Le ministre n’eut pas de peine à comprendre qu’Elspat avait renoncé à la foi catholique romaine sans en adopter aucune autre. Elle conservait encore une idée vague et confuse des accommodements que l’on pouvait faire avec les prêtres, par le moyen de la confession, des aumônes et de la pénitence : elle se rappelait l’étendue de leur pouvoir, qui, selon elle, aurait été capable d’assurer le salut de son fils.
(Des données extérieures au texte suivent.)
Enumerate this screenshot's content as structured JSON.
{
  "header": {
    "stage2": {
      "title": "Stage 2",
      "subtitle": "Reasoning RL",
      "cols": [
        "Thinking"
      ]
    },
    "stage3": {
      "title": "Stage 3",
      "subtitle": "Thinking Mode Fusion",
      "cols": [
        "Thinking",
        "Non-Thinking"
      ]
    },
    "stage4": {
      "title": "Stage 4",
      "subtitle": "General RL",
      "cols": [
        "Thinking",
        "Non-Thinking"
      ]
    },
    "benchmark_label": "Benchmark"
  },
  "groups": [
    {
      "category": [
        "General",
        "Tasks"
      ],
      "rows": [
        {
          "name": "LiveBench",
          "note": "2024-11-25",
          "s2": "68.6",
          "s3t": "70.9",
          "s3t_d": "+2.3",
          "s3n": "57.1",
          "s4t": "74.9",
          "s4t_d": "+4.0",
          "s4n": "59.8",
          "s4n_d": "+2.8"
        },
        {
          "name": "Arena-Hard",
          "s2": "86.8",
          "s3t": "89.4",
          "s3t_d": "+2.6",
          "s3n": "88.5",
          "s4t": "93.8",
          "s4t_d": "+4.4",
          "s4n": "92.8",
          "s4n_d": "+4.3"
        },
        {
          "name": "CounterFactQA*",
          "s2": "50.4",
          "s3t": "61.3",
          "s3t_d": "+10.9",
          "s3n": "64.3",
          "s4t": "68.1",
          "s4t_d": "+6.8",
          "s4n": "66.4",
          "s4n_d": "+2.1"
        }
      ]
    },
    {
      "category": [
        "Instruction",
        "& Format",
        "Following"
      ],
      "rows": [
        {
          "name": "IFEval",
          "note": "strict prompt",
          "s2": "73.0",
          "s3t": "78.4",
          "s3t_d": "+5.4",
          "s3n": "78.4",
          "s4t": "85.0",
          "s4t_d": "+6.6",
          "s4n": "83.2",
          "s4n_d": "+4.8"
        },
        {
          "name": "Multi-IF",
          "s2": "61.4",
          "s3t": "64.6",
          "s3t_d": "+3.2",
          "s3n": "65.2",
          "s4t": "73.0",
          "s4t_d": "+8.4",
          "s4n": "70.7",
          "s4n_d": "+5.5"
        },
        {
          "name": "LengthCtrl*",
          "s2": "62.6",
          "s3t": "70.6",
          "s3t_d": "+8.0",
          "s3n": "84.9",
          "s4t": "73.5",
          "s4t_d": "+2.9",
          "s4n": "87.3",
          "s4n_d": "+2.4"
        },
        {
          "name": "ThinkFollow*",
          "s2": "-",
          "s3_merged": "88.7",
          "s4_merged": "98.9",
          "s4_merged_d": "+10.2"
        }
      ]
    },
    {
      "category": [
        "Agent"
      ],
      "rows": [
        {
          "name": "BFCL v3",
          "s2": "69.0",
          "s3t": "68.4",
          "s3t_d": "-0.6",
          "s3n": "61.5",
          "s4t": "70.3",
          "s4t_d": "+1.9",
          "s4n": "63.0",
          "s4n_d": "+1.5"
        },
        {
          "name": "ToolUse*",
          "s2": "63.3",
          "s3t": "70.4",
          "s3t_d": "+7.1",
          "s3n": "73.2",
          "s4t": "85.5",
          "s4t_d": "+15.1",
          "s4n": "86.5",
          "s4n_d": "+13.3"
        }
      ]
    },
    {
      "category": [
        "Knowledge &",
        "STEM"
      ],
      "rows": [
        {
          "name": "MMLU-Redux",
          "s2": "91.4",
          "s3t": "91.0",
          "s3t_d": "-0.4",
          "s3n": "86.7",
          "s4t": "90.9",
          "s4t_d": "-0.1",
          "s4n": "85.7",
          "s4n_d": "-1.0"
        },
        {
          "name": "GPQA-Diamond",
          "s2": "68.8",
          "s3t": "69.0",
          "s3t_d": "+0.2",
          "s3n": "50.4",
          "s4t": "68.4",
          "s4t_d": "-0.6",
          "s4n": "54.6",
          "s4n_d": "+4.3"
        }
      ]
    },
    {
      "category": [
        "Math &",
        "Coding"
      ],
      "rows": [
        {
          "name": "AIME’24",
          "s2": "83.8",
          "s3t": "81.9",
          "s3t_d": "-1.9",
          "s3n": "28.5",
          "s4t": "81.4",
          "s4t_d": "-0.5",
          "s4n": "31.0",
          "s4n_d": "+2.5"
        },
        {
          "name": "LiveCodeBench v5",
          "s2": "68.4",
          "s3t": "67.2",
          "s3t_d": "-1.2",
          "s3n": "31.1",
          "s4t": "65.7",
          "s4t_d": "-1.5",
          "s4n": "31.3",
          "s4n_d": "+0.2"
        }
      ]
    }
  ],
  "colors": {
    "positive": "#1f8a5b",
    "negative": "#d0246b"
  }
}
Ému de compassion pour son malheur, et plein d’indulgence pour ses erreurs et son ignorance, il lui répondit avec douceur :

« Hélas ! malheureuse femme ! plût à Dieu que je pusse t’apprendre aussi aisément où tu dois désormais chercher des consolations, qu’il m’est facile de t’assurer d’un seul mot que Rome et tout son clergé, fussent-ils encore dans toute la plénitude de leur pouvoir, ne sauraient, ni en récompense de tes dons, ni pour tes pénitences, apporter à tes infortunes la plus faible consolation. Elspat Mac Tavish, j’ai de cruelles choses à vous apprendre.

— Je les sais déjà sans que tu aies besoin de recourir à des paroles, répondit l’infortunée ; mon fils est condamné à mourir.